Yaycı, son günlerin tartışılan konusu Montrö Sözleşmesi’yle ilgili Yeni Şafak’a şu açıklamaları yaptı: Kanal İstanbul, Montrö’yü etkilemez. Çanakkale Boğazı’ndan girişten itibaren Montrö Kontratı kararları geçerlidir. Gemiler ister İstanbul Boğazı’ndan ister Kanal’dan geçsin, tıpkı kararlara tabi olacaklardır.
Bahçeşehir Üniversitesi Denizcilik ve Küresel Stratejiler Merkezi (BAU DEGS) Lideri Doç. Dr. müstafi Tümamiral Cihat Yaycı, 104 emekli amiralin imza attığı bildiri sonrası alevlenen Montrö tartışması, ABD savaş gemilerinin Boğazlar’dan geçişi, Rusya-Ukrayna tansiyonunun yanısıra Mavi Vatan’daki son gelişmeleri Yeni Şafak’a kıymetlendirdi. Montrö Sözleşmesi’ne nazaran, Türkiye’nin savaş gemilerinin Boğazlar’dan geçişini tam denetim yetkisine sahip olduğu algısının yanlış olduğunu belirten Yaycı, şöyle konuştu:
MİSYONUMUZ GÖZ KULAK OLMAK
“Montrö Mukavelesi 28. unsuru uyarınca Türkiye savaş gemilerinin geçmesine, mukaveleye uyulmadığı bahislerde göz kulak olacaktır. Bu çok net. Bir öbür konu da Türkiye güya tek muhatapmış üzere kamuoyuna anlatılıyor, bu gerçek değil. Montrö uyarınca ABD gemileri Boğaz’dan geçeceklerini 15 gün evvelden bildirdiler ve 21 günlük müddet içinde Karadeniz’de kalacaklarını bildirdiler. İki geminin toplam tonajı 13 bin 400 ton ve Montrö kısıtlaması olan 15 bin tonun altında. Uçak gemisi yahut denizaltı da değil bunlar. Montrö’ye tersliği yok. Biz de bunu imzacı devletlere bildirdik. İmzacı devletlerin rastgele biri bu deklarasyona itiraz etme yetkisine sahip. Bu türlü bir itiraz da olmuş değil. Buna karşın Türkiye’yi güya bir krizin eşiğindeymiş üzere iki orta bir derede bırakmaya çalışıyorlar.”

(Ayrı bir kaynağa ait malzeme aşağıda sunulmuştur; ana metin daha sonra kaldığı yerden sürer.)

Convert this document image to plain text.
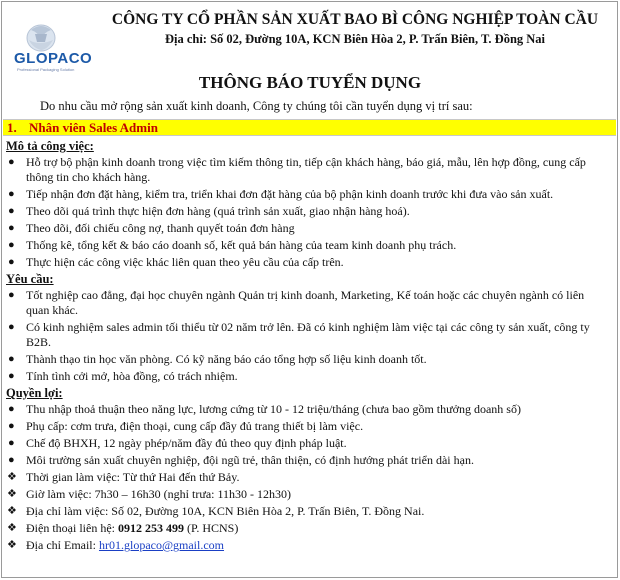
GLOPACO
Professional Packaging Solution
CÔNG TY CỔ PHẦN SẢN XUẤT BAO BÌ CÔNG NGHIỆP TOÀN CẦU
Địa chỉ: Số 02, Đường 10A, KCN Biên Hòa 2, P. Trấn Biên, T. Đồng Nai
THÔNG BÁO TUYỂN DỤNG
Do nhu cầu mở rộng sản xuất kinh doanh, Công ty chúng tôi cần tuyển dụng vị trí sau:
1. Nhân viên Sales Admin
Mô tả công việc:
● Hỗ trợ bộ phận kinh doanh trong việc tìm kiếm thông tin, tiếp cận khách hàng, báo giá, mẫu, lên hợp đồng, cung cấp thông tin cho khách hàng.
● Tiếp nhận đơn đặt hàng, kiểm tra, triển khai đơn đặt hàng của bộ phận kinh doanh trước khi đưa vào sản xuất.
● Theo dõi quá trình thực hiện đơn hàng (quá trình sản xuất, giao nhận hàng hoá).
● Theo dõi, đối chiếu công nợ, thanh quyết toán đơn hàng
● Thống kê, tổng kết & báo cáo doanh số, kết quả bán hàng của team kinh doanh phụ trách.
● Thực hiện các công việc khác liên quan theo yêu cầu của cấp trên.
Yêu cầu:
● Tốt nghiệp cao đẳng, đại học chuyên ngành Quản trị kinh doanh, Marketing, Kế toán hoặc các chuyên ngành có liên quan khác.
● Có kinh nghiệm sales admin tối thiểu từ 02 năm trở lên. Đã có kinh nghiệm làm việc tại các công ty sản xuất, công ty B2B.
● Thành thạo tin học văn phòng. Có kỹ năng báo cáo tổng hợp số liệu kinh doanh tốt.
● Tính tình cởi mở, hòa đồng, có trách nhiệm.
Quyền lợi:
● Thu nhập thoả thuận theo năng lực, lương cứng từ 10 - 12 triệu/tháng (chưa bao gồm thưởng doanh số)
● Phụ cấp: cơm trưa, điện thoại, cung cấp đầy đủ trang thiết bị làm việc.
● Chế độ BHXH, 12 ngày phép/năm đầy đủ theo quy định pháp luật.
● Môi trường sản xuất chuyên nghiệp, đội ngũ trẻ, thân thiện, có định hướng phát triển dài hạn.
❖ Thời gian làm việc: Từ thứ Hai đến thứ Bảy.
❖ Giờ làm việc: 7h30 – 16h30 (nghỉ trưa: 11h30 - 12h30)
❖ Địa chỉ làm việc: Số 02, Đường 10A, KCN Biên Hòa 2, P. Trấn Biên, T. Đồng Nai.
❖ Điện thoại liên hệ: 0912 253 499 (P. HCNS)
❖ Địa chỉ Email: hr01.glopaco@gmail.com
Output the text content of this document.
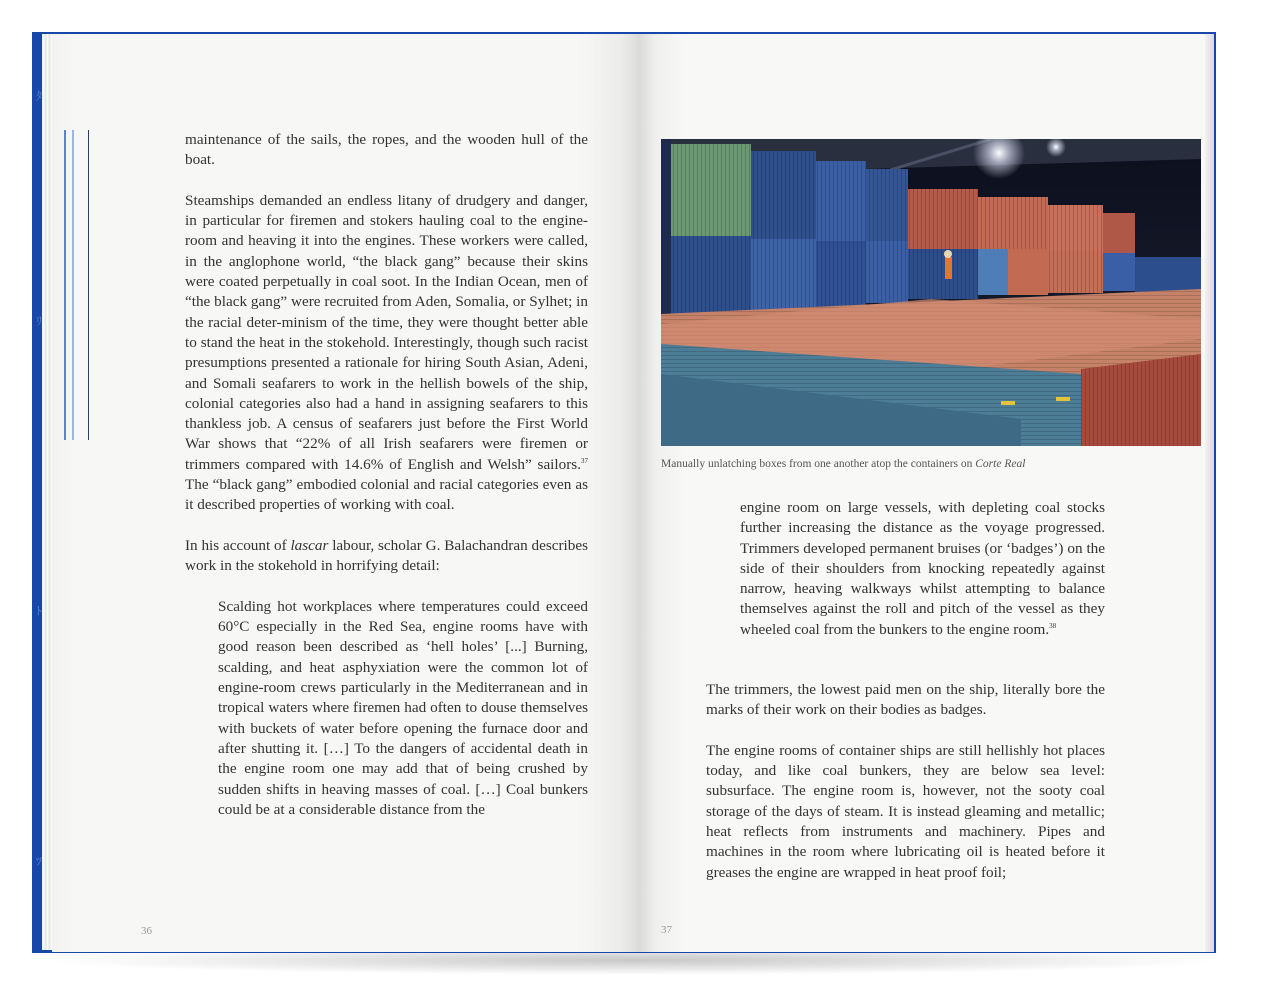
ﾀ
ﾘ
ﾄ
ﾂ

maintenance of the sails, the ropes, and the wooden hull of the boat.

Steamships demanded an endless litany of drudgery and danger, in particular for firemen and stokers hauling coal to the engine-room and heaving it into the engines. These workers were called, in the anglophone world, “the black gang” because their skins were coated perpetually in coal soot. In the Indian Ocean, men of “the black gang” were recruited from Aden, Somalia, or Sylhet; in the racial deter-minism of the time, they were thought better able to stand the heat in the stokehold. Interestingly, though such racist presumptions presented a rationale for hiring South Asian, Adeni, and Somali seafarers to work in the hellish bowels of the ship, colonial categories also had a hand in assigning seafarers to this thankless job. A census of seafarers just before the First World War shows that “22% of all Irish seafarers were firemen or trimmers compared with 14.6% of English and Welsh” sailors.$^{37}$ The “black gang” embodied colonial and racial categories even as it described properties of working with coal.

In his account of lascar labour, scholar G. Balachandran describes work in the stokehold in horrifying detail:

Scalding hot workplaces where temperatures could exceed 60°C especially in the Red Sea, engine rooms have with good reason been described as ‘hell holes’ [...] Burning, scalding, and heat asphyxiation were the common lot of engine-room crews particularly in the Mediterranean and in tropical waters where firemen had often to douse themselves with buckets of water before opening the furnace door and after shutting it. […] To the dangers of accidental death in the engine room one may add that of being crushed by sudden shifts in heaving masses of coal. […] Coal bunkers could be at a considerable distance from the

36
Manually unlatching boxes from one another atop the containers on Corte Real
engine room on large vessels, with depleting coal stocks further increasing the distance as the voyage progressed. Trimmers developed permanent bruises (or ‘badges’) on the side of their shoulders from knocking repeatedly against narrow, heaving walkways whilst attempting to balance themselves against the roll and pitch of the vessel as they wheeled coal from the bunkers to the engine room.$^{38}$

The trimmers, the lowest paid men on the ship, literally bore the marks of their work on their bodies as badges.

The engine rooms of container ships are still hellishly hot places today, and like coal bunkers, they are below sea level: subsurface. The engine room is, however, not the sooty coal storage of the days of steam. It is instead gleaming and metallic; heat reflects from instruments and machinery. Pipes and machines in the room where lubricating oil is heated before it greases the engine are wrapped in heat proof foil;

37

Montrö 9. unsura nazaran, gemilerin Tomahawk taşımaları, büyük silahları bulunması münasebetiyle geçmemeleri gerektiğine dair savları da yalanlayan Yaycı, kelam konusu unsurun muharip gemiler için değil, akaryakıt yahut sıhhat gemisi üzere yardımcı gemilere yönelik olduğunu hatırlattı.
KANAL İSTANBUL ETKİLEMEZ
Yaycı, Montrö tartışmalarına argümanlar üzerinden şöyle cevap verdi:
Kanal İstanbul Montrö’yü tesirler mi?: Etkilemez. Zira Montrö’de kelam konusu olan coğrafya; Çanakkale Boğazı, Marmara Denizi, İstanbul Boğazı ve Karadeniz’dir. Montrö hem gemilerin boğazlardan geçiş rejimini, hem de Karadeniz’de kalış müddetini düzenler. Tartışma konusu yapılmak istenen geçiş kısmıdır. Çanakkale Boğazı’ndan girişten itibaren Montrö Mukavelesi kararları geçerlidir. Gemiler ister İstanbul Boğazı’ndan ister kanaldan geçsin, birebir kararlara tabi olacaklardır.

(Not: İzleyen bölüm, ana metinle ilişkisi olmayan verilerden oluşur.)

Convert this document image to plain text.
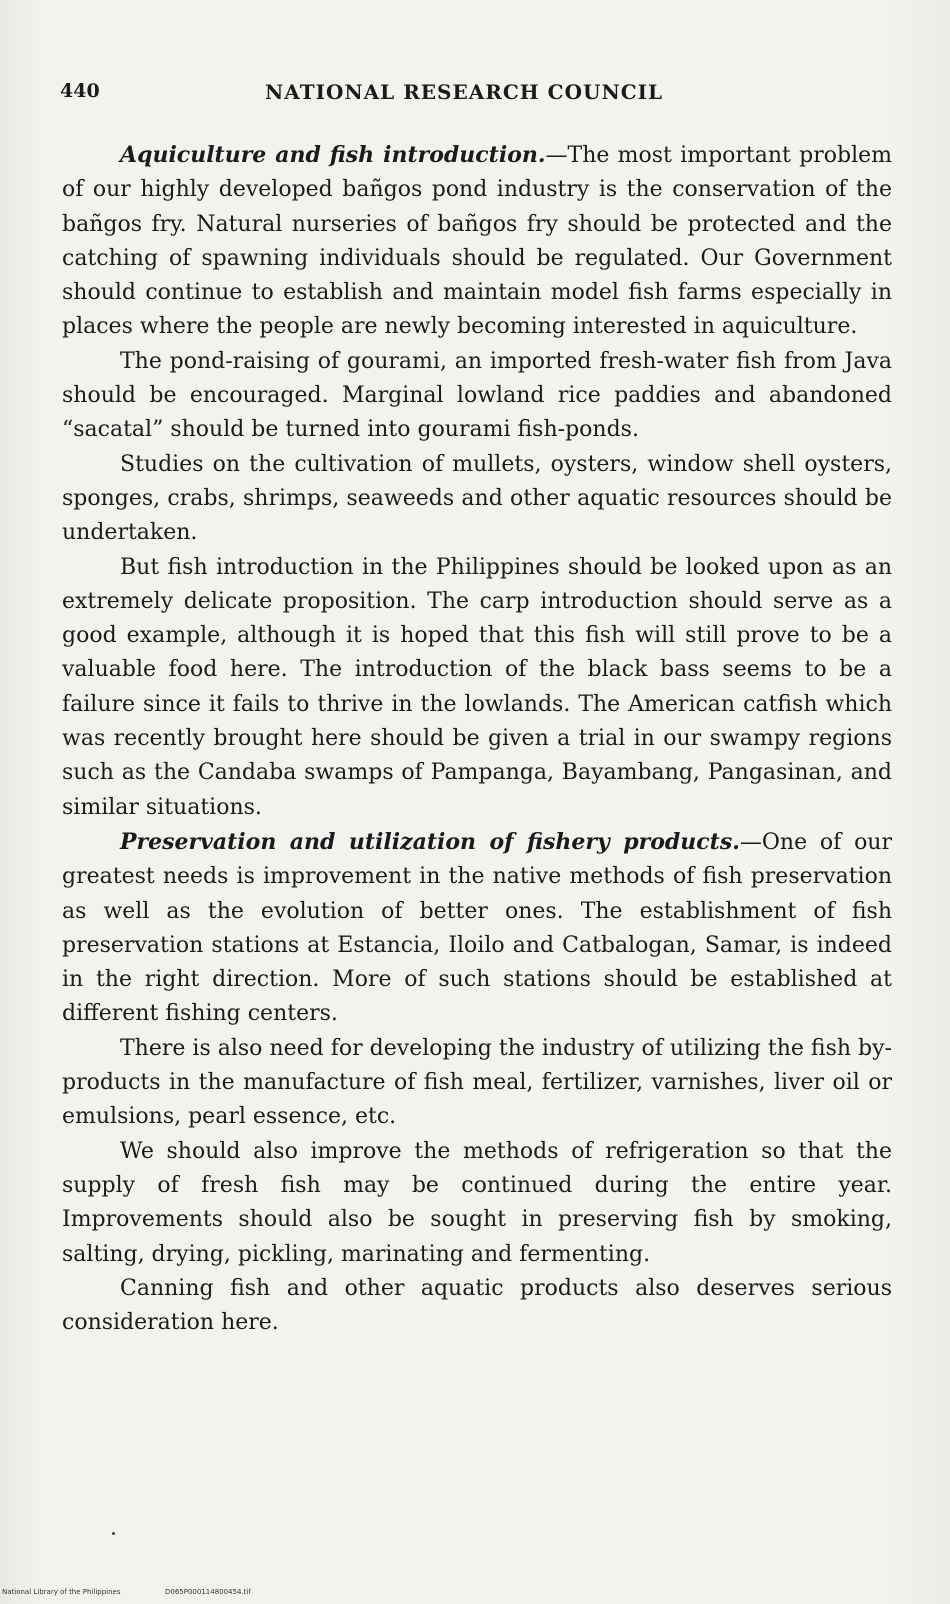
440	NATIONAL RESEARCH COUNCIL

Aquiculture and fish introduction.—The most important problem of our highly developed bañgos pond industry is the conservation of the bañgos fry. Natural nurseries of bañgos fry should be protected and the catching of spawning individuals should be regulated. Our Government should continue to establish and maintain model fish farms especially in places where the people are newly becoming interested in aquiculture.

The pond-raising of gourami, an imported fresh-water fish from Java should be encouraged. Marginal lowland rice paddies and abandoned “sacatal” should be turned into gourami fish-ponds.

Studies on the cultivation of mullets, oysters, window shell oysters, sponges, crabs, shrimps, seaweeds and other aquatic resources should be undertaken.

But fish introduction in the Philippines should be looked upon as an extremely delicate proposition. The carp introduction should serve as a good example, although it is hoped that this fish will still prove to be a valuable food here. The introduction of the black bass seems to be a failure since it fails to thrive in the lowlands. The American catfish which was recently brought here should be given a trial in our swampy regions such as the Candaba swamps of Pampanga, Bayambang, Pangasinan, and similar situations.

Preservation and utilization of fishery products.—One of our greatest needs is improvement in the native methods of fish preservation as well as the evolution of better ones. The establishment of fish preservation stations at Estancia, Iloilo and Catbalogan, Samar, is indeed in the right direction. More of such stations should be established at different fishing centers.

There is also need for developing the industry of utilizing the fish by-products in the manufacture of fish meal, fertilizer, varnishes, liver oil or emulsions, pearl essence, etc.

We should also improve the methods of refrigeration so that the supply of fresh fish may be continued during the entire year. Improvements should also be sought in preserving fish by smoking, salting, drying, pickling, marinating and fermenting.

Canning fish and other aquatic products also deserves serious consideration here.

National Library of the Philippines	D065P000114800454.tif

Montrö kalkarsa Lozan Boğazlar Komitesi’ne mı dönülür?: Bu katiyetle yanlışsız değil. Montrö’nün hangi nedenlerle olursa olsun yürürlükten kalkması halinde bir evvelki mutabakatın geçerli olacağı formundaki görüşlerin söylem dahi edilmesini son derece yanlış ve sakıncalı buluyorum. Montrö’den evvelki bir kontrat rejiminin canlanması, hukukun genel unsurları karşısında da kelam konusu olamaz. Zira “sakıt olan şey avdet etmez”. 1945 sonrası kurulan ve üye ülkelerin toprak bütünlüğünü garanti eden BM Mutabakatı’na Türkiye Boğazlar ve Marmara üzerindeki tam egemenliği ile imzacı olmuş, 1975 Helsinki Sonuncu Senedi ile ülkelerin egemenlik ve toprak bütünlükleri teyit edilmiş, bugüne kadar yapılan onlarca ve tahminen yüzlerce mutabakatta Türk kara ve deniz ülkesi üzerindeki egemenlik haklarımız asla sorgulanmamış ve Boğazlar üzerindeki egemenliğimizin de yalnızca Montrö ile kaim olduğu yolunda bir görüş hasımlarımızca dahi lisana getirilememiştir.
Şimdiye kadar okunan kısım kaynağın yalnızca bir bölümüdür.